The Russian Federation’s representative expressed deep concern that the escalation of tensions had coincided with the transfer of the United States embassy and the anniversary of the Day of Catastrophe. Negotiations on pressing issues, including Jerusalem, must be conducted by Israelis and Palestinians, he emphasized. He emphasized that, despite the ambitious plans of some international players in unfolding their grandiose projects, the world had not become any safer. While the situation in Palestine was a good example that such efforts were going in the wrong direction, he said those undertaking such steps had made clear their intentions to continue on that path.

Several other delegates took issue with Israel’s use of force and urged all parties to act with utmost restraint. France’s representative, describing the response of the Israel Defense Forces as both inadequate and disproportionate, called for full and immediate respect for international humanitarian law and for human rights, especially the right to peaceful protest.
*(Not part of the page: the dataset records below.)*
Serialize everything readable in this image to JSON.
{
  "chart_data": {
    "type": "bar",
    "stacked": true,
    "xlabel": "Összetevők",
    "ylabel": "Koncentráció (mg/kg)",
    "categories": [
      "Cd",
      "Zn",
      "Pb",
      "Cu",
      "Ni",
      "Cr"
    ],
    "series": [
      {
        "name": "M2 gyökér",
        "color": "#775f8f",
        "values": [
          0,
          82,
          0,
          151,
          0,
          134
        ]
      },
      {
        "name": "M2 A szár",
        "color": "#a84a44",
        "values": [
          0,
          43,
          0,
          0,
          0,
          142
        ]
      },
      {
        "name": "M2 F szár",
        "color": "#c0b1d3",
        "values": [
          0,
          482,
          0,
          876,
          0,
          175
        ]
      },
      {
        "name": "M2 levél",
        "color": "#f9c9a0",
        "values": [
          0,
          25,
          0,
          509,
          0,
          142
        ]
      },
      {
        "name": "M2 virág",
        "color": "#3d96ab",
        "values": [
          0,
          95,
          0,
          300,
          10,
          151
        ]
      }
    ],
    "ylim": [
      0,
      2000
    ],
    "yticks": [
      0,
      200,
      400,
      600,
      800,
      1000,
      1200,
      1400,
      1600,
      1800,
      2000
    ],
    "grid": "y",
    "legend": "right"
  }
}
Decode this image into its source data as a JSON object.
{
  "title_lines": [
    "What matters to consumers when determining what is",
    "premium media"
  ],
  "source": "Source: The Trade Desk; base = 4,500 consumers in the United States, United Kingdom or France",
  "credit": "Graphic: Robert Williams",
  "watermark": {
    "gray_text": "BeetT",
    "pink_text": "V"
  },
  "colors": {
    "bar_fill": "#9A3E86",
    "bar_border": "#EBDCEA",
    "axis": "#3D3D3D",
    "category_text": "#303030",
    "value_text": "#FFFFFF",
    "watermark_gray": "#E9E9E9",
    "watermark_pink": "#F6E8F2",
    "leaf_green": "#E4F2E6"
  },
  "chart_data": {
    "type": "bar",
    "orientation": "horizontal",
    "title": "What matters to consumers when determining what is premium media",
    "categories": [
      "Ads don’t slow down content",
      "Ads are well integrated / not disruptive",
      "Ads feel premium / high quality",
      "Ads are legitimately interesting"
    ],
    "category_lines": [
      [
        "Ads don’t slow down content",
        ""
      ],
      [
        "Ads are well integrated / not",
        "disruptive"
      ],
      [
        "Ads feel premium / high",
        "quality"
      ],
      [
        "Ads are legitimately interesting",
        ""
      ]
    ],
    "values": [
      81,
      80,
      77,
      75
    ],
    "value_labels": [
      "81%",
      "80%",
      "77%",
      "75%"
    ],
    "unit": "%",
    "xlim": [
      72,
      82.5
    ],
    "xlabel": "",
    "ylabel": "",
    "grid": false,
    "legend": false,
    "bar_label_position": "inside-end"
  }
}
The United Kingdom’s representative said the death toll alone warranted an inquiry, which should be made public and hold perpetrators to account.

Other delegates defended the two-State formula as the only viable way forward, with Ethiopia’s representative underlining that all arguments to the contrary were unrealistic. Ways and means must be found to save the two-State formula premised on dependable security for Israel and the realization of Palestinian national aspirations, he said.

Also speaking today were representatives of Sweden, Peru, Equatorial Guinea, China, Kazakhstan, Côte d'Ivoire, Netherlands and Poland.

The meeting began at 10:07 a.m. and ended at 12:40 p.m.